Their fix is Online Repository Memory: the agent performs contrastive reflection on historical commits, comparing its own blind attempts against oracle diffs, and distils the gap into a growing set of reusable skills — patterns of coding style, internal API usage, and architectural invariant. When a new PR arrives, the agent conditions its generation on these accumulated skills rather than generic pretraining priors.

The evaluation confirms the obvious-in-hindsight result: code generated with commit-history memory is more consistent with the project's own evolution. It matches style. It reuses the right internal APIs. It fits.

What "organicity" actually measures

Strip the coding-agent framing and the underlying measurement is: does this agent's output match the behavioral norms established by this context? Organicity is a behavioral consistency metric. It asks not "is this output correct?" but "is this output consistent with learned patterns?"

That is a different question. Functional correctness checks whether output satisfies a specification. Behavioral consistency checks whether output fits the accumulated context that the agent is supposed to be operating within.

Compression-monitor tracks the same distinction at session boundaries. When a long-running agent compacts its context — summarizing or discarding older history to make room — the agent can still produce functionally correct outputs while having shifted its behavioral patterns. The ghost lexicon shifts. The tool call distribution changes. The semantic footprint migrates. A functional eval sees nothing wrong. A behavioral fingerprint catches the divergence.

Two failures, one gap

Organicity failure and compression-boundary drift look different from the outside:

  • Organicity failure: agent doesn't know the project's conventions because it never learned them — no commit history, no prior context
  • Compression drift: agent loses its learned context at a session boundary — had the context, then compaction happened

But they're both instances of the same underlying failure mode: the agent's behavioral output is inconsistent with the context it was supposed to be operating within. One case is missing context. The other is lost context. Both produce outputs that pass functional evaluation while failing the humans who depend on behavioral continuity.

The measurement framework needed to detect both failures is the same: behavioral fingerprinting before and after a context boundary (whether that boundary is a project's commit history, or an agent's session compaction event). Li et al. build this for the commit-history case. compression-monitor builds it for the session-compaction case. The underlying architecture — baseline capture, delta measurement, consistency scoring — is identical.

What this suggests for evaluation

Agent evaluation frameworks currently score correctness, speed, and cost. Behavioral consistency is not a standard evaluation dimension, even though it's the failure mode that shows up most visibly in real deployments — PRs that maintainers reject, long-running agents that drift off-task mid-session, agentic systems that gradually deviate from their original behavioral profile without any functional error signal.

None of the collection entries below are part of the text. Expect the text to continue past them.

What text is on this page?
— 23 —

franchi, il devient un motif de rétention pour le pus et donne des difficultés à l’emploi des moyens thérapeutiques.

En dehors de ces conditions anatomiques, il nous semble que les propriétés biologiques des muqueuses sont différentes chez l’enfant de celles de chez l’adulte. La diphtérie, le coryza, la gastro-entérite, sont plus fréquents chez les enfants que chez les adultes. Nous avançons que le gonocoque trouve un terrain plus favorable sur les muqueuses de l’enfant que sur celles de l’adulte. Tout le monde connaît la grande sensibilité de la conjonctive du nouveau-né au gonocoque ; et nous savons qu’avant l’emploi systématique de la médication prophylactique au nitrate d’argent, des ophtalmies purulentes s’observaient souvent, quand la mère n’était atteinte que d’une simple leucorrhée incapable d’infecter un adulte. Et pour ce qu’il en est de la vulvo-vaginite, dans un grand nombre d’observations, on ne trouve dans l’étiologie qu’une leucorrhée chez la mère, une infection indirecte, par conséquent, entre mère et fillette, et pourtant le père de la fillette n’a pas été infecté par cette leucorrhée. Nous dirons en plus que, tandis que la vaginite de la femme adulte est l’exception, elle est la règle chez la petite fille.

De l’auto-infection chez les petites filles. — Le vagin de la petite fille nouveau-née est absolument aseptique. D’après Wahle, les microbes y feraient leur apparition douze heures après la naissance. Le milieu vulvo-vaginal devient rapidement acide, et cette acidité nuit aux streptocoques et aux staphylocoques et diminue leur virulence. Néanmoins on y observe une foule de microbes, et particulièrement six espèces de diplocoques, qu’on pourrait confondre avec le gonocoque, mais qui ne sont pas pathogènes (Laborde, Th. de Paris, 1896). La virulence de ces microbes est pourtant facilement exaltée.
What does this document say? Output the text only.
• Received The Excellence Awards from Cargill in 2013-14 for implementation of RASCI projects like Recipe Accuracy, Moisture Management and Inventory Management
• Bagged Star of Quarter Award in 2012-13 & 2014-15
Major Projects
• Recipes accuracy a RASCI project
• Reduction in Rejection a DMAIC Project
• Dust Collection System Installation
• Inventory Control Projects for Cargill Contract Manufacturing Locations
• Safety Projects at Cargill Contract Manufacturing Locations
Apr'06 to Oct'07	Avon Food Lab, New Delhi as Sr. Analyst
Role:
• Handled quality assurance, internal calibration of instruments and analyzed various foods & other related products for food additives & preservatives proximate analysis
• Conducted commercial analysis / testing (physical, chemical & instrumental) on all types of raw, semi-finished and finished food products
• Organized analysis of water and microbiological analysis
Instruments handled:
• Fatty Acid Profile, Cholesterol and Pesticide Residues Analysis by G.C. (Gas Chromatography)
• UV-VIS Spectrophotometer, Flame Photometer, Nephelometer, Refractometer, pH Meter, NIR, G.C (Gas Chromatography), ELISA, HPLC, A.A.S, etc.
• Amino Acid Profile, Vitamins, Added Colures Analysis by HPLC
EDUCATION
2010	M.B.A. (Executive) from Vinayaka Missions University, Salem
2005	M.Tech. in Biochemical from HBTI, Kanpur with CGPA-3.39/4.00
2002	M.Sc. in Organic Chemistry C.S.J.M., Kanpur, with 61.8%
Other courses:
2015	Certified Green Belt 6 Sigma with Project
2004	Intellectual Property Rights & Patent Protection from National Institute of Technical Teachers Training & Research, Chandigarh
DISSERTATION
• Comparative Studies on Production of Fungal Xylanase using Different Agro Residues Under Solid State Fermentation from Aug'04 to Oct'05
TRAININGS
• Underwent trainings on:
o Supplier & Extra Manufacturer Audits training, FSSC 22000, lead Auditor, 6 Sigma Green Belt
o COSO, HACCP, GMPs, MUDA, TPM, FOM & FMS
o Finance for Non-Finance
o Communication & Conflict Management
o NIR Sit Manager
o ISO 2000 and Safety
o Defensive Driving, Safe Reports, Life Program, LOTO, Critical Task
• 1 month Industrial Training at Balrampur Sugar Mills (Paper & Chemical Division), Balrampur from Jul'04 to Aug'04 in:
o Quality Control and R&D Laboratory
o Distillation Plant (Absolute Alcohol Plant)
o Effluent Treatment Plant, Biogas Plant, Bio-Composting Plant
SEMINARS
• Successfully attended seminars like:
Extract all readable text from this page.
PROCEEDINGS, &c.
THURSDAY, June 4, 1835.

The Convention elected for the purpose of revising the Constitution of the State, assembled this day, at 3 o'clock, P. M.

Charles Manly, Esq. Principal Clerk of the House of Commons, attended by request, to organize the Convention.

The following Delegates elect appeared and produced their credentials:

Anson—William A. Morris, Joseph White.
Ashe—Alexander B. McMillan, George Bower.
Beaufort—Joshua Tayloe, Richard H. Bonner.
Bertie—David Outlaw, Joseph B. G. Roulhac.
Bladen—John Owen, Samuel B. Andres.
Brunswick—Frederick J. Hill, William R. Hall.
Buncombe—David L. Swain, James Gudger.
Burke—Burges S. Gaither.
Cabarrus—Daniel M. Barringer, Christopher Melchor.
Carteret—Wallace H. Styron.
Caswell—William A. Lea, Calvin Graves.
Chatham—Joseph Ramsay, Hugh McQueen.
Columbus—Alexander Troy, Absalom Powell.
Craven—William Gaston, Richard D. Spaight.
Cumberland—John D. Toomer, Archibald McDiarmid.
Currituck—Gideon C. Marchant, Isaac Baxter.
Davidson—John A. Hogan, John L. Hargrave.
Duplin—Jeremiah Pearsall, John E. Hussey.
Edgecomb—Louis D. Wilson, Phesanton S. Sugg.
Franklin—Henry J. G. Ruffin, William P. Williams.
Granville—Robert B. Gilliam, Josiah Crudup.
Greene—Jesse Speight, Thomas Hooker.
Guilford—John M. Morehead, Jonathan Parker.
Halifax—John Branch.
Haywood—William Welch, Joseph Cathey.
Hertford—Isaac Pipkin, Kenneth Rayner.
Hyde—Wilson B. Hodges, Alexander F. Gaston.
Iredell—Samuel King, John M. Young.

Li et al.'s organicity metric is a concrete step toward making this measurable in coding contexts. The compression-monitor's ghost lexicon, behavioral footprint, and semantic drift scores are a concrete step toward making it measurable at session boundaries. Both point toward the same missing infrastructure: behavioral fingerprinting as a first-class evaluation primitive for long-running agents.

The next obvious move is unification: a behavioral consistency framework that treats project-norm adherence and session-boundary stability as two dimensions of the same measurement problem. That framework doesn't exist yet.